- Telsey Advisory raised its price target for Target (NYSE:TGT) to $148, maintaining an “Outperform” rating, signaling strong investment confidence.
- Analysts project Target’s Q1 earnings at $1.35 per share and revenues at $24.28 billion, despite a slight 0.3% downward revision in consensus estimates.
- Technical analysis indicates a “hammer pattern” for Target stock, suggesting a potential reversal from recent declines, with its market capitalization currently at $55.18 billion.
Target (NYSE:TGT) is a leading American general merchandise retailer, operating stores across the United States. The company offers a wide range of products, from clothing and electronics to groceries. It competes with other large retailers like Walmart and Costco for robust consumer spending.
On May 15, 2026, Telsey Advisory showed confidence in Target by raising its price target to $148 from $145. The firm kept its “Outperform” rating, suggesting the stock may perform better than the overall market. At the time, Target’s shares were priced at $121.93.
This positive investment outlook comes as the company prepares for its upcoming Q1 earnings report. Analysts forecast earnings of $1.35 per share, a 3.9% increase from last year. Projected revenues are also expected to grow by 1.8% to $24.28 billion, indicating steady business performance.

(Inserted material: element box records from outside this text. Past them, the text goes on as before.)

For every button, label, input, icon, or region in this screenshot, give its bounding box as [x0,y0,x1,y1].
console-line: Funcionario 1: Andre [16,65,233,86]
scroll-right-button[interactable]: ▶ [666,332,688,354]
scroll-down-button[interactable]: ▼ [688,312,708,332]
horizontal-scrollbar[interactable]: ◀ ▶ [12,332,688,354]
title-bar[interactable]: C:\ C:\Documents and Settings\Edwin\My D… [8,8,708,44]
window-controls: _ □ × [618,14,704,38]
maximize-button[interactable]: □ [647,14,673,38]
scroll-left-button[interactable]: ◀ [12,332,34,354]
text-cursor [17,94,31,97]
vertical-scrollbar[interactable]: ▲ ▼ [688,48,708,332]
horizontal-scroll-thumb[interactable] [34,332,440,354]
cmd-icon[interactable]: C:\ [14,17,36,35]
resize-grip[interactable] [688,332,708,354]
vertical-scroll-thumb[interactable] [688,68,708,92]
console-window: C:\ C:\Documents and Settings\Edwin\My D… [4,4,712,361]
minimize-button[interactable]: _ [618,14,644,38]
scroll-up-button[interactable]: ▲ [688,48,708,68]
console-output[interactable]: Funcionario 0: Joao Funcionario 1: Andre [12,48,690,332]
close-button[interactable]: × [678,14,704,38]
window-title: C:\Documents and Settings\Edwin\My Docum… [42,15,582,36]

However, the consensus earnings estimate has been revised down by 0.3% in the last month. As highlighted by Zacks Equity Research, such revisions can influence short-term stock prices. Still, the broader retail sector performance shows positive momentum, helped by resilient consumer spending.
A stock technical analysis, as highlighted by FXEmpire, notes that Target’s stock formed a “hammer pattern.” This chart formation often suggests that a recent price decline may be ending. The stock’s 52-week range is between $83.44 and $133.10, with a current market capitalization of $55.18 billion.